É. Desta vez, o ótimo Jim Sheridan errou.

Anotação em abril de 2019

Os Escritos Secretos/The Secret Scripture

De Jim Sheridan, Irlanda, 2016.

Com Rooney Mara (Rose jovem), Vanessa Redgrave (Rose velha), Eric Bana (Dr. Grene, o psiquiatra de fora), Theo James (padre Gaunt), Susan Lynch (enfermeira Caitlin), Jack Reynor (Michael McNulty), Adrian Dunbar (Dr. Hart, o psiquiatra do lugar), Aisling O’Sullivan (Eleanor Prunty, a tia), Aidan Turner (Jack Conroy), Tom Vaughan-Lawlor (McCabe), Pauline McLynn (Anne McCartney), Brian Fortune (analista), Omar Sharif Jr. (Daniel O’Brien), Elva Trill (mulher grávida), Laurence O’Fuarain (detetive), Nika McGuigan (Chrissie)

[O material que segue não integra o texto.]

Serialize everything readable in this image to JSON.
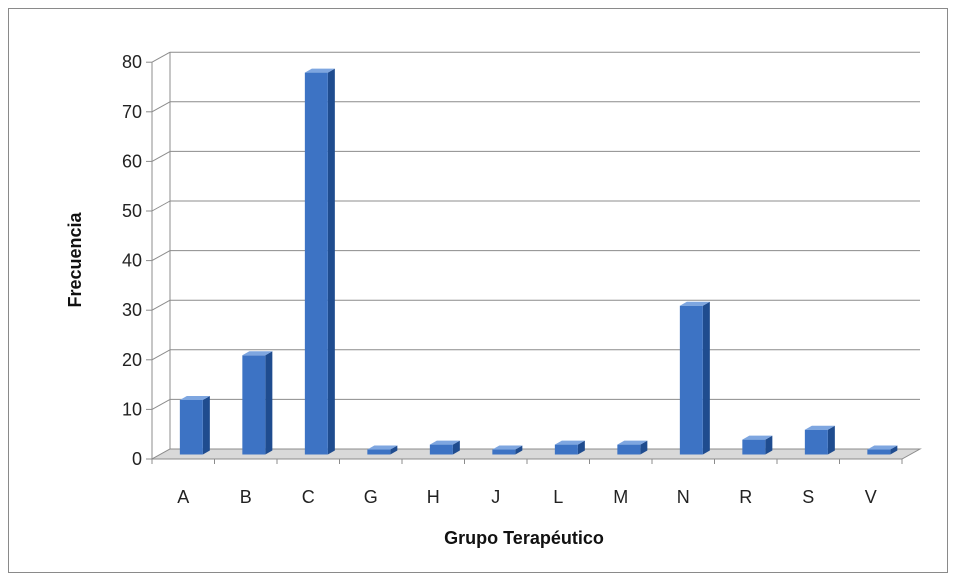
{
  "chart_data": {
    "type": "bar",
    "title": "",
    "xlabel": "Grupo Terapéutico",
    "ylabel": "Frecuencia",
    "categories": [
      "A",
      "B",
      "C",
      "G",
      "H",
      "J",
      "L",
      "M",
      "N",
      "R",
      "S",
      "V"
    ],
    "values": [
      11,
      20,
      77,
      1,
      2,
      1,
      2,
      2,
      30,
      3,
      5,
      1
    ],
    "ylim": [
      0,
      80
    ],
    "yticks": [
      "0",
      "10",
      "20",
      "30",
      "40",
      "50",
      "60",
      "70",
      "80"
    ],
    "grid": true,
    "legend": "none",
    "colors": {
      "bar_front": "#3d73c4",
      "bar_side": "#1f4c8f",
      "bar_top": "#7ea6e0",
      "gridline": "#8c8c8c",
      "floor": "#d9d9d9"
    }
  }
}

Roteiro Jim Sheridan e Johnny Ferguson

Baseado no livro de Sebastian Barry

Fotografia Mikhail Krichman

Música Brian Byrne

Montagem Dermot Diskin

Casting Frank Moiselle e Nuala Moiselle

Produção Screen Ireland, Apollo Media, Ferndale Films.

Cor, 108 min (1h48)

**

Título na França: Le Testament Caché. Em Portugal: Escritos Secretos.

8 Comentários para “Os Escritos Secretos / The Secret Scripture”

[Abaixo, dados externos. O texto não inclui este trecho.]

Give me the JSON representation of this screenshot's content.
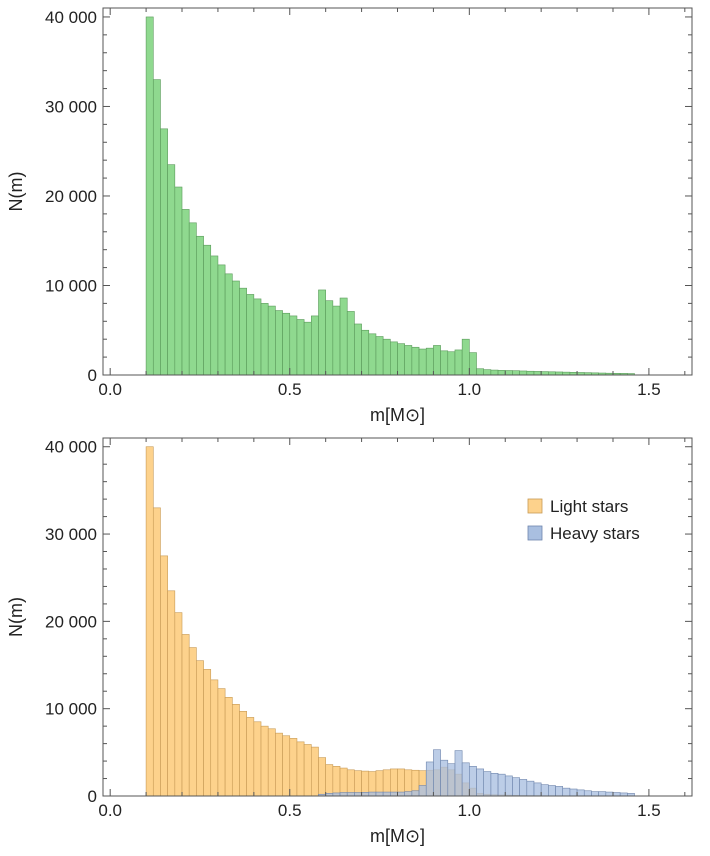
{
  "chart_data": [
    {
      "type": "bar",
      "xlabel": "m[M⊙]",
      "ylabel": "N(m)",
      "xlim": [
        -0.02,
        1.62
      ],
      "ylim": [
        0,
        41000
      ],
      "xticks": [
        0.0,
        0.5,
        1.0,
        1.5
      ],
      "xtick_labels": [
        "0.0",
        "0.5",
        "1.0",
        "1.5"
      ],
      "yticks": [
        0,
        10000,
        20000,
        30000,
        40000
      ],
      "ytick_labels": [
        "0",
        "10 000",
        "20 000",
        "30 000",
        "40 000"
      ],
      "bin_start": 0.1,
      "bin_width": 0.02,
      "series": [
        {
          "name": "",
          "color": "#8fd98f",
          "stroke": "#5a9a5a",
          "values": [
            40000,
            33000,
            27500,
            23500,
            21000,
            18500,
            17000,
            15500,
            14500,
            13300,
            12300,
            11300,
            10500,
            9700,
            9000,
            8500,
            8000,
            7700,
            7200,
            6900,
            6600,
            6200,
            5900,
            6600,
            9500,
            8300,
            7700,
            8600,
            7100,
            5700,
            5000,
            4600,
            4300,
            4000,
            3700,
            3500,
            3300,
            3100,
            2900,
            3000,
            3300,
            2700,
            2600,
            2800,
            4000,
            2500,
            700,
            600,
            550,
            520,
            500,
            480,
            450,
            420,
            400,
            380,
            360,
            340,
            320,
            300,
            280,
            260,
            240,
            220,
            200,
            190,
            180,
            160
          ]
        }
      ]
    },
    {
      "type": "bar",
      "xlabel": "m[M⊙]",
      "ylabel": "N(m)",
      "xlim": [
        -0.02,
        1.62
      ],
      "ylim": [
        0,
        41000
      ],
      "xticks": [
        0.0,
        0.5,
        1.0,
        1.5
      ],
      "xtick_labels": [
        "0.0",
        "0.5",
        "1.0",
        "1.5"
      ],
      "yticks": [
        0,
        10000,
        20000,
        30000,
        40000
      ],
      "ytick_labels": [
        "0",
        "10 000",
        "20 000",
        "30 000",
        "40 000"
      ],
      "bin_start": 0.1,
      "bin_width": 0.02,
      "legend": "top-right",
      "series": [
        {
          "name": "Light stars",
          "color": "#fdd28c",
          "stroke": "#c79a55",
          "values": [
            40000,
            33000,
            27500,
            23500,
            21000,
            18500,
            17000,
            15500,
            14500,
            13300,
            12300,
            11300,
            10500,
            9700,
            9000,
            8500,
            8000,
            7700,
            7200,
            6900,
            6600,
            6200,
            5900,
            5600,
            4400,
            3600,
            3400,
            3200,
            3000,
            2900,
            2850,
            2800,
            2900,
            3000,
            3100,
            3100,
            3000,
            2950,
            2900,
            2950,
            3000,
            3300,
            3000,
            2500,
            1500,
            900,
            300,
            200,
            150,
            120,
            100,
            80,
            60,
            50,
            40,
            30,
            20,
            15,
            10,
            8,
            6,
            5,
            4,
            3,
            2,
            2,
            1,
            1
          ]
        },
        {
          "name": "Heavy stars",
          "color": "#a9bfe0",
          "stroke": "#6f86ad",
          "values": [
            0,
            0,
            0,
            0,
            0,
            0,
            0,
            0,
            0,
            0,
            0,
            0,
            0,
            0,
            0,
            0,
            0,
            0,
            0,
            0,
            0,
            0,
            0,
            0,
            200,
            300,
            350,
            400,
            400,
            400,
            420,
            450,
            450,
            450,
            450,
            450,
            500,
            600,
            1200,
            3900,
            5300,
            4100,
            3700,
            5200,
            3800,
            3400,
            3100,
            2800,
            2600,
            2500,
            2300,
            2100,
            1900,
            1700,
            1500,
            1300,
            1200,
            1100,
            900,
            800,
            700,
            600,
            500,
            500,
            450,
            400,
            350,
            300
          ]
        }
      ]
    }
  ]
}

  1. Você assistiu errado. Fineza assistir de novo.
    Direciono a ti suas próprias palavras: desta vez, VOCE ERROU.

  2. Quanto sotaque, para brasileiro não faz diferença pois não notamos nada. Mas jogar a moça nas mãos da desgraça pode ter acontecido por lá naquele tempo de preconceitos, pouco entendido por nos brasileiros que não dão valor à sua história de liberdade de escolha. O filme é ótimo e precisa ser visto mais de uma vez para ser captado na íntegra.

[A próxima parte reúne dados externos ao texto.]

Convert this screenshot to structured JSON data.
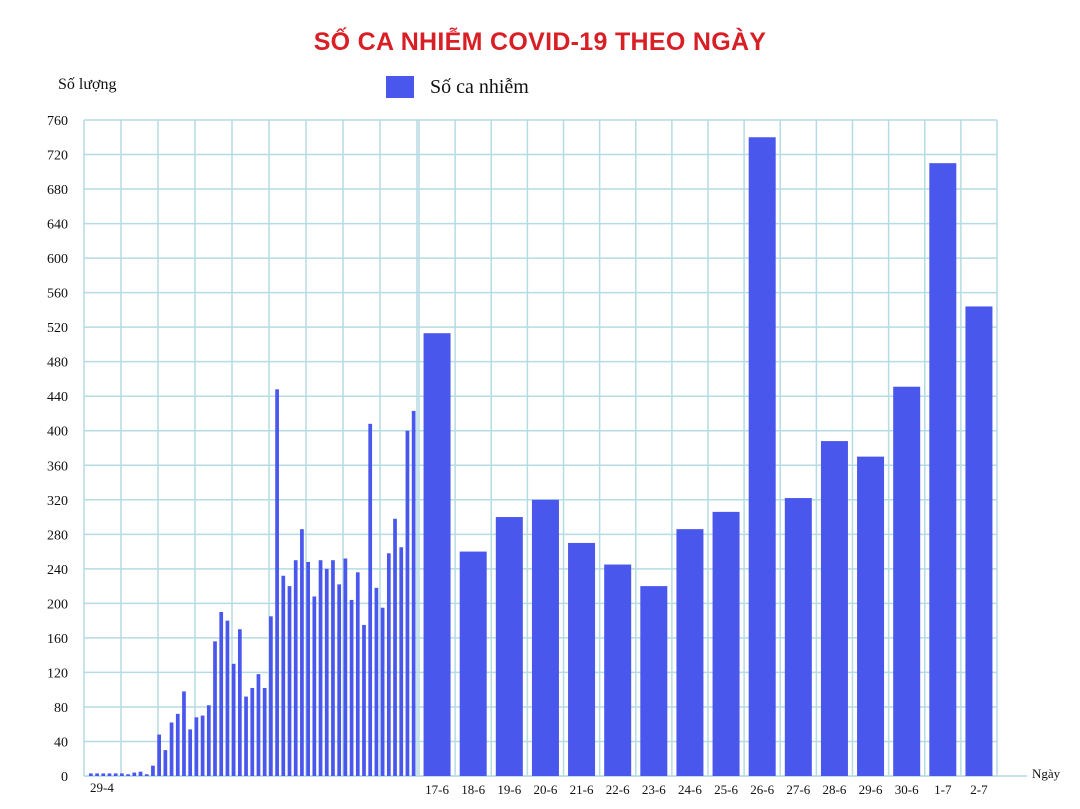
{
  "chart_data": {
    "type": "bar",
    "title": "SỐ CA NHIỄM COVID-19 THEO NGÀY",
    "ylabel": "Số lượng",
    "xlabel": "Ngày",
    "legend": [
      "Số ca nhiễm"
    ],
    "legend_position": "top",
    "ylim": [
      0,
      760
    ],
    "yticks": [
      0,
      40,
      80,
      120,
      160,
      200,
      240,
      280,
      320,
      360,
      400,
      440,
      480,
      520,
      560,
      600,
      640,
      680,
      720,
      760
    ],
    "grid": true,
    "early_period": {
      "first_label": "29-4",
      "values": [
        3,
        3,
        3,
        3,
        3,
        3,
        2,
        4,
        5,
        2,
        12,
        48,
        30,
        62,
        72,
        98,
        54,
        68,
        70,
        82,
        156,
        190,
        180,
        130,
        170,
        92,
        102,
        118,
        102,
        185,
        448,
        232,
        220,
        250,
        286,
        248,
        208,
        250,
        240,
        250,
        222,
        252,
        204,
        236,
        175,
        408,
        218,
        195,
        258,
        298,
        265,
        400,
        423
      ]
    },
    "categories": [
      "17-6",
      "18-6",
      "19-6",
      "20-6",
      "21-6",
      "22-6",
      "23-6",
      "24-6",
      "25-6",
      "26-6",
      "27-6",
      "28-6",
      "29-6",
      "30-6",
      "1-7",
      "2-7"
    ],
    "values": [
      513,
      260,
      300,
      320,
      270,
      245,
      220,
      286,
      306,
      740,
      322,
      388,
      370,
      451,
      710,
      544
    ],
    "colors": {
      "bar": "#4a57ec",
      "grid": "#b5dce3",
      "title": "#d81f26"
    }
  }
}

  3. Caro Senhor Crítico, se você é o Sérgio Vaz da Cooperifa,use o texto de uma excelente pensata sua:
    ” Meu coração é cheio de pássaros
    por isso
    nunca me dei bem
    com gaiolas ”

    Saia dessa cilada! Continue o Poeta que você o seja com tanta sensibilidade criativa e sem ressentimentos amargos quando fala do trabalho do outro. Esse lugar não é para ser gasto coma sua boa poética. Tenha certeza disso,ainda que seja um mero “freela” com um cachê etc.
    Saia disso.
    Seus livros são muito,mas, muito melhores que isso.
    Sucesso total na sua Poesia.
    Vida longa à Cooperifa!…

  4. O filme é lindo!!!! Recomendo! A música é maravilhosa, a fotografia perfeita. Assista com o coração e pare de ficar pensando seu chato!!!!

  5. Vi esse filme hoje, em 2023, na HBO Max. Por acaso, já que está bem escondido. Achei lindo e que bom que Jim Sheridan não é tão cerebral e nos deixou aquele final lindo! A Irlanda ( tanto a República quanto a do Norte ( onde se passa a história), foi um poço de puritanismo e preconceito religioso. Meninas bonitas que não seguissem a cartilha da época sofriam o diabo em internatos católicos para onde eram mandadas pelos próprios pais a conselho de padres. Há vários livros sobre o tema e outro filme lindo (esqueci o título) com a Judy Dench. Obrigada pela sensibilidade, Jim Sheridan!